À l’occasion d’une affaire qui menace le gouvernement fédéral, deux présidents de partis de la majorité invitent à réagir rapidement à la grève de la faim des personnes “sans-papiers” occupant actuellement l’église du Béguinage à Bruxelles, ainsi que les campus de l’ULB et de la VUB. Joachim Coens, président du CD&V, suggère d’hospitaliser de force les grévistes ; alors qu’Egbert Lachaert, président de l’Open VLD, en appelle à l’intervention des autorités locales – sans préciser quelle intervention concrète pourrait être menée. La dégradation gravissime de la santé des grévistes inquiète à raison. Mais le contexte légal ne permet pas si facilement de contraindre ceux-ci à mettre fin à leur action.
La Ville de Bruxelles et son bourgmestre ont des pouvoirs de police limités
Les propos d’Egbert Lachaert, prolongés par des mandataires de l’opposition bruxelloise, laissent croire que le bourgmestre de Bruxelles pourrait agir pour mettre fin à la grève de la faim.

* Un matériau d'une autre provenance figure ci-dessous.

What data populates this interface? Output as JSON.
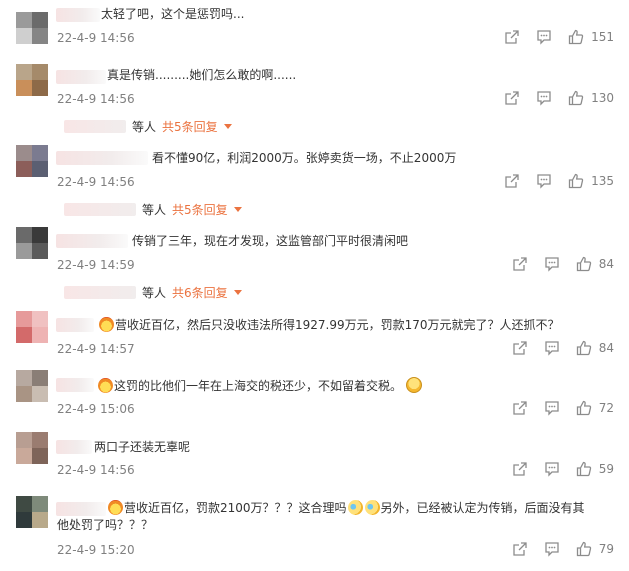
{
  "comments": [
    {
      "text": "太轻了吧，这个是惩罚吗...",
      "time": "22-4-9 14:56",
      "likes": "151",
      "avatar_colors": [
        "#9a9a9a",
        "#6b6b6b",
        "#cfcfcf",
        "#858585"
      ]
    },
    {
      "text": "真是传销.........她们怎么敢的啊......",
      "time": "22-4-9 14:56",
      "likes": "130",
      "avatar_colors": [
        "#b9a58a",
        "#a58a6a",
        "#c98f5a",
        "#8d6a48"
      ],
      "reply": {
        "who": "等人",
        "link": "共5条回复"
      }
    },
    {
      "text": "看不懂90亿，利润2000万。张婷卖货一场，不止2000万",
      "time": "22-4-9 14:56",
      "likes": "135",
      "avatar_colors": [
        "#9b8c8c",
        "#7b7b90",
        "#8c5e5a",
        "#5b5f72"
      ],
      "reply": {
        "who": "等人",
        "link": "共5条回复"
      }
    },
    {
      "text": "传销了三年，现在才发现，这监管部门平时很清闲吧",
      "time": "22-4-9 14:59",
      "likes": "84",
      "avatar_colors": [
        "#6a6a6a",
        "#3a3a3a",
        "#9a9a9a",
        "#5a5a5a"
      ],
      "reply": {
        "who": "等人",
        "link": "共6条回复"
      }
    },
    {
      "text": "营收近百亿，然后只没收违法所得1927.99万元，罚款170万元就完了？人还抓不？",
      "time": "22-4-9 14:57",
      "likes": "84",
      "avatar_colors": [
        "#e69a9a",
        "#f0c1c1",
        "#d36a6a",
        "#eeb3b3"
      ]
    },
    {
      "text": "这罚的比他们一年在上海交的税还少，不如留着交税。",
      "time": "22-4-9 15:06",
      "likes": "72",
      "avatar_colors": [
        "#b7a9a0",
        "#8a7e76",
        "#a99484",
        "#c9bdb2"
      ]
    },
    {
      "text": "两口子还装无辜呢",
      "time": "22-4-9 14:56",
      "likes": "59",
      "avatar_colors": [
        "#b89e92",
        "#9a7c70",
        "#c9a99a",
        "#7e6459"
      ]
    },
    {
      "text": "营收近百亿，罚款2100万？？？这合理吗",
      "text2": "另外，已经被认定为传销，后面没有其他处罚了吗？？？",
      "time": "22-4-9 15:20",
      "likes": "79",
      "avatar_colors": [
        "#3f4a43",
        "#7e8a7a",
        "#2f3a3b",
        "#b8a98a"
      ]
    }
  ]
}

Les pouvoirs de police du bourgmestre dans la Région bruxelloise sont essentiellement régis par la Nouvelle Loi communale (art. 133 à 135). Selon cette loi, le bourgmestre peut notamment fermer un établissement ou prononcer une interdiction temporaire de se rendre ou de rester dans un lieu accessible au public, lorsqu’il existe un trouble à l’ordre public ou en cas d’infraction répétée à un texte légal. Il est également chargé de maintenir le “bon ordre dans les endroits où il se fait de grands rassemblements d’hommes”. Enfin, sur la base de l’article 31 de la loi sur la fonction de police, le bourgmestre pourrait ordonner l’arrestation administrative des grévistes, en cas d’absolue nécessité, s’il démontre que ces personnes perturbent ou mettent en danger la tranquillité et la sûreté publique.

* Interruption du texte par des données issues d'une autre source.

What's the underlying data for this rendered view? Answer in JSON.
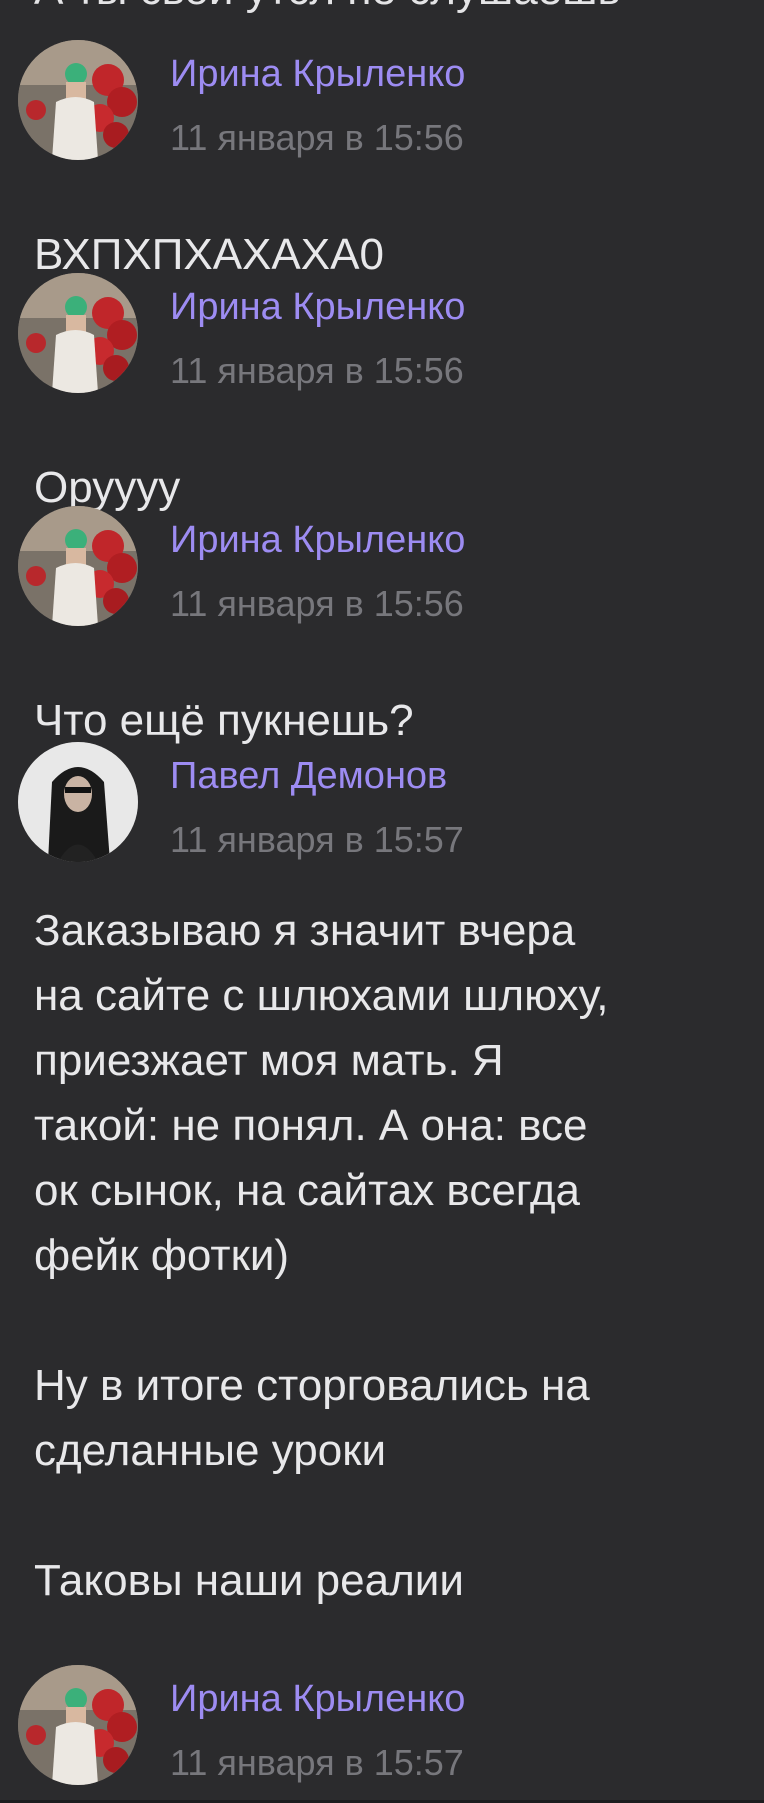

Le bourgmestre devrait donc démontrer le trouble à l’ordre public ou l’infraction que constitue la grève de la faim des centaines de personnes concernées. Or, aucun texte n’a jamais interdit, en Belgique, une grève de la faim, même si celle-ci devait conduire au décès du gréviste. Si cette grève revêt certes un mobile politique, le calme dans lequel elle se déroule, au sein d’établissements accessibles au public (église et universités), rend tout aussi difficile la démonstration d’un trouble à l’ordre, la tranquillité ou la sûreté publique, du moins aussi longtemps que les responsables des lieux concernés acceptent d’accueillir les grévistes. Enfin, les mesures ici imaginées n’empêcheraient nullement les intéressés de poursuivre leur grève de la faim, soit dans un autre lieu, soit dans les lieux de détention où ils auraient été emmenés. Ces mesures seraient donc inutiles, en plus d’être difficiles à justifier légalement.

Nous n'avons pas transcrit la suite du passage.